Les nouvelles de ce genre se suivent à
un rythme de plus en plus soutenu. Les journaux parlent de quantités
importantes de voitures piégées introduites dans le pays depuis la
Syrie. Marwan Charbel, ministre de l'Intérieur, a déclaré que la
situation était sous contrôle mais que le pays pourrait « a
tout moment » connaître « une grande détérioration »
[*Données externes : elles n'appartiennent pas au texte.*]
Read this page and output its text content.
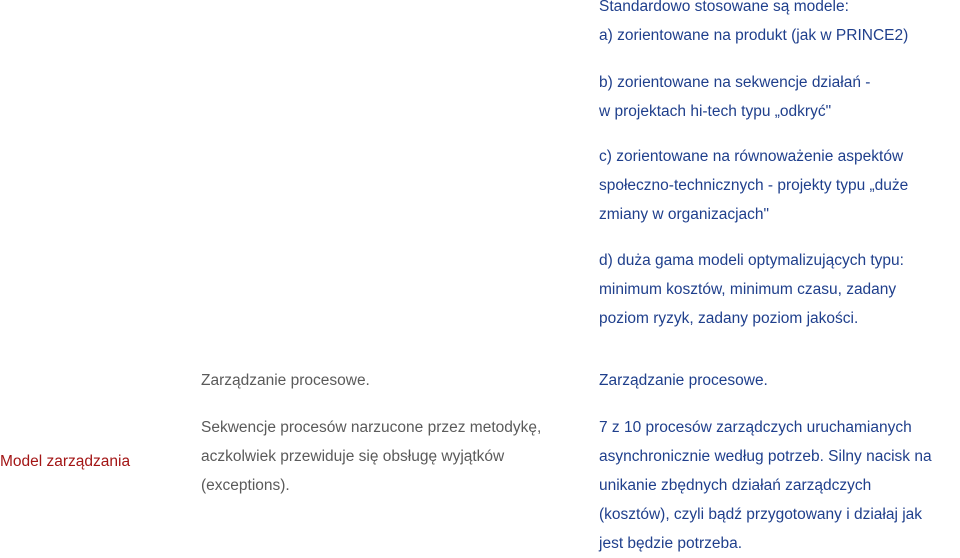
Standardowo stosowane są modele:
a) zorientowane na produkt (jak w PRINCE2)
b) zorientowane na sekwencje działań -
w projektach hi-tech typu „odkryć"
c) zorientowane na równoważenie aspektów
społeczno-technicznych - projekty typu „duże
zmiany w organizacjach"
d) duża gama modeli optymalizujących typu:
minimum kosztów, minimum czasu, zadany
poziom ryzyk, zadany poziom jakości.
Zarządzanie procesowe.	Zarządzanie procesowe.
Model zarządzania
Sekwencje procesów narzucone przez metodykę,
aczkolwiek przewiduje się obsługę wyjątków
(exceptions).
7 z 10 procesów zarządczych uruchamianych
asynchronicznie według potrzeb. Silny nacisk na
unikanie zbędnych działań zarządczych
(kosztów), czyli bądź przygotowany i działaj jak
jest będzie potrzeba.
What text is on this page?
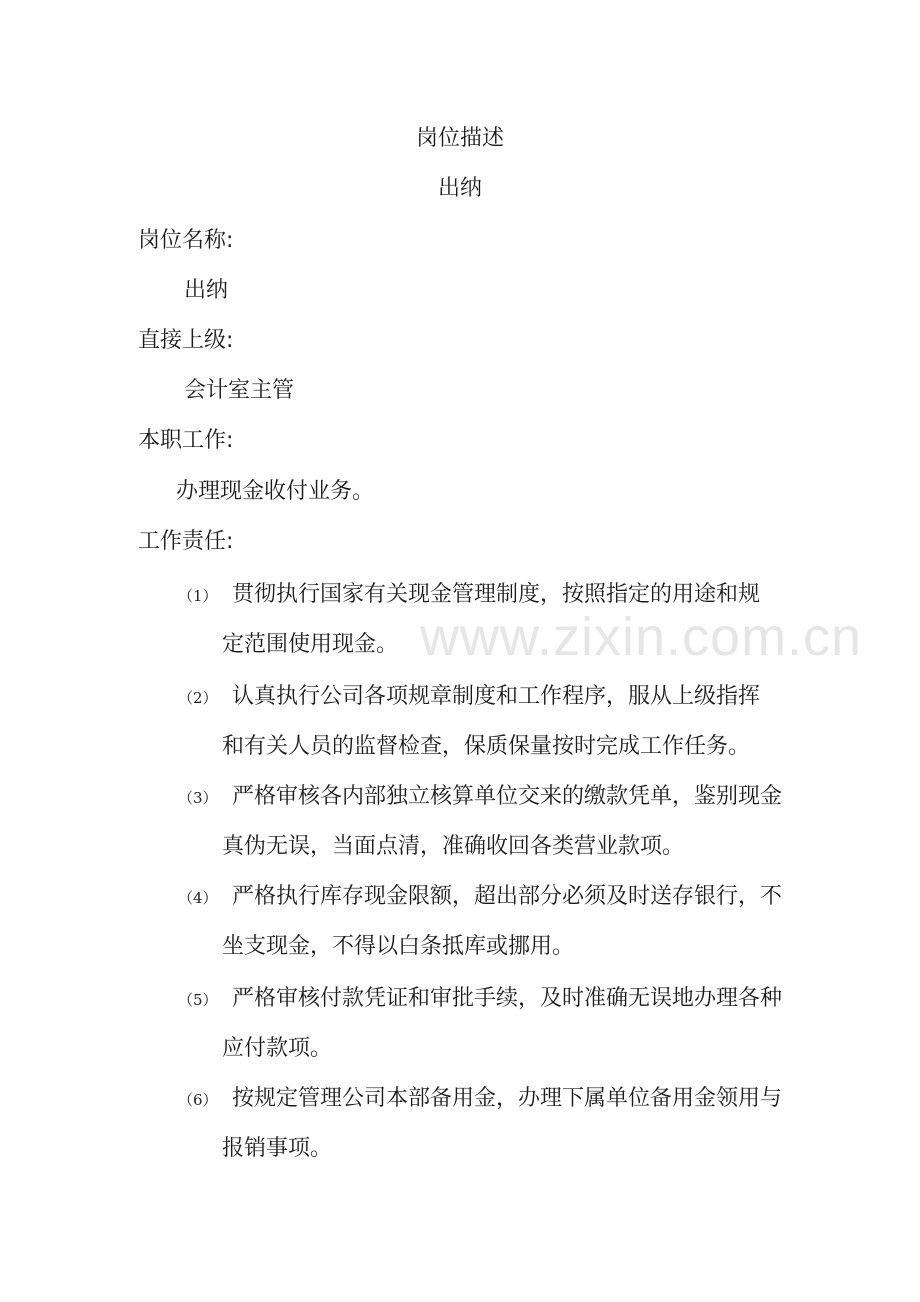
岗位描述
出纳
岗位名称:
出纳
直接上级:
会计室主管
本职工作:
办理现金收付业务。
工作责任:
（1） 贯彻执行国家有关现金管理制度，按照指定的用途和规
定范围使用现金。
（2） 认真执行公司各项规章制度和工作程序，服从上级指挥
和有关人员的监督检查，保质保量按时完成工作任务。
（3） 严格审核各内部独立核算单位交来的缴款凭单，鉴别现金
真伪无误，当面点清，准确收回各类营业款项。
（4） 严格执行库存现金限额，超出部分必须及时送存银行，不
坐支现金，不得以白条抵库或挪用。
（5） 严格审核付款凭证和审批手续，及时准确无误地办理各种
应付款项。
（6） 按规定管理公司本部备用金，办理下属单位备用金领用与
报销事项。
www.zixin.com.cn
de la sécurité, et que les trois prochains mois promettaient d'être
« très difficiles ». L'ironie de ces contradictions
scandaleuses ne fait pas rire grand monde.
Changement d'ambiance
Dans
la rue, un changement se fait sentir. Le redoux, bienvenu après
quelques jours de froid et de pluies torrentielles qui ont paralysé
le pays, semble s'être installé pour de bon. L'hiver, dit-on, ne
surviendra qu'en février. Et la sécurité se renforce
quotidiennement. Les soldats et les membres des Forces de Sécurité
Intérieure (FSI) sont plus nombreux dans les rues, et installent des
barrages dans divers endroits. Les sempiternels plantons qui
grouillent autour des ambassades, ministères, écoles, mosquées et
lieux fréquentés sont en alerte. De la fenêtre du taxi qui
m'emmène vers le quartier de Mar Mihael et ses bars bondés tout au
long de la semaine, je les observe. Finis les airs décontractés,
les blagues, les compliments aux jolies filles, les partie d'Angry
Bird sur les smartphones. Ils se tiennent droit, tapant du pied
nerveusement, mâchoires serrées, arme au poing, fouillant des yeux
l'intérieur de chaque voiture et dévisageant les passagers.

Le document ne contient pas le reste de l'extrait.